With all due respect to every one of the other 430 athletes in Hangzhou representing Singapore in the Asian Games, this Asian Games is the Shanti Pereira Games.
Indeed, just two days after winning Singapore’s first track and field medal at the Asian Games since 1974, she doubled that feat by picking up a gold in the 200m, her pet event, on 2 October at the Hangzhou Olympic Sports Center Stadium.
She clocked 23.03s to clinch the gold, ahead of China’s Li Yuting (23.28s) and Bahrain’s Edidiong Ofonime Odiong (23.48s).
The gold medal in her pet event – the 200m – ensured that she further stamped in her name into the Singapore sporting annals.
A name which will remain on the lips of many Singaporeans for years to come.
SOCIAL MEDIA ALIGHT
On social media, she has been feted.
Posts which have been put up by news outlets have been liked and reshared.
Even political office holders have stepped up to congratulate Asia’s fastest woman in the 200m, after she ran her way to a silver in the 100m earlier.
WHY IS SHANTI PEREIRA A LEGEND
The 27-year-old was first cast into the limelight when she picked up the gold medal in the 200m at the 2015 Southeast Asian Games held in Singapore.
Back then she clocked 23.60s to win the gold on home ground.

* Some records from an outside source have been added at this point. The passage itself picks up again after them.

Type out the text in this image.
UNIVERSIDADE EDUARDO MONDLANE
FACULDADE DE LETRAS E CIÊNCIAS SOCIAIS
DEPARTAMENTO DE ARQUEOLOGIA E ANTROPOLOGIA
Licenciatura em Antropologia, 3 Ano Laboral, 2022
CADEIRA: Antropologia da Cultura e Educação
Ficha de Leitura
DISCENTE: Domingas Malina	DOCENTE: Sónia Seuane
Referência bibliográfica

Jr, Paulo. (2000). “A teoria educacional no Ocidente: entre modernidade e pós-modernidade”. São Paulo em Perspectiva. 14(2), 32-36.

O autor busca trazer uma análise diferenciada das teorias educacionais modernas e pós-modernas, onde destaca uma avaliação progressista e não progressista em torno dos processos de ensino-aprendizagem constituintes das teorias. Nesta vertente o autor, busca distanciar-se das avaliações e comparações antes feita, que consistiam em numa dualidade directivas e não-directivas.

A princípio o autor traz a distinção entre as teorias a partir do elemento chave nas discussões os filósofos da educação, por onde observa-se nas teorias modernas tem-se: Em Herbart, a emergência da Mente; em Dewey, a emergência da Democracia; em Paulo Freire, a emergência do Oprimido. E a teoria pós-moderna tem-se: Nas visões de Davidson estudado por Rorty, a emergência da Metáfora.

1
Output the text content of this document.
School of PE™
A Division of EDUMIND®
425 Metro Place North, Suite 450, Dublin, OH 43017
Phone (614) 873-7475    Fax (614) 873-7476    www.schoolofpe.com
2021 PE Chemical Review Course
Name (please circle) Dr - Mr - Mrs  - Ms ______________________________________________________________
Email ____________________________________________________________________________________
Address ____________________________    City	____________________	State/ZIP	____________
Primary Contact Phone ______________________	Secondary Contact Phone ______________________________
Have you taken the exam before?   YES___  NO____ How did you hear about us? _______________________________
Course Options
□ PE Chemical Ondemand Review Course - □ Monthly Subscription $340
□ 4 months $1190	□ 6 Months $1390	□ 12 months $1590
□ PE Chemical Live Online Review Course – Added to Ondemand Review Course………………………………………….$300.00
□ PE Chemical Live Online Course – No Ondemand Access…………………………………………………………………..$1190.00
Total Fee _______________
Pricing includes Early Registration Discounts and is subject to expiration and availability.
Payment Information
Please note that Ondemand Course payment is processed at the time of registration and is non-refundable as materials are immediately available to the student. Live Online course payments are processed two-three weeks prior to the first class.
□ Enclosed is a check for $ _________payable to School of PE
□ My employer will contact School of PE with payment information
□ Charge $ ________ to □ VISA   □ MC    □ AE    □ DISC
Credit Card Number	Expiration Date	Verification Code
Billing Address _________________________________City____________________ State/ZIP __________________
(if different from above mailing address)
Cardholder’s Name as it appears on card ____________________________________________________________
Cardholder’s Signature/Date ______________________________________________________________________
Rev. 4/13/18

Fast forward to 2023.In May this year, she became the first woman to win the 100m and 200m at the SEA Games in Cambodia.
Then in July, she did exactly the same at the Asian Athletics Championship.
In September, she became the first Singaporean to make a World Championships semi-final in the 200m, and met the qualifying mark to represent Singapore at the 2024 Paris Olympics.
The last Singaporean to win an athletics gold was Chee Swee Lee in the 1974 Asian Games in Teheran.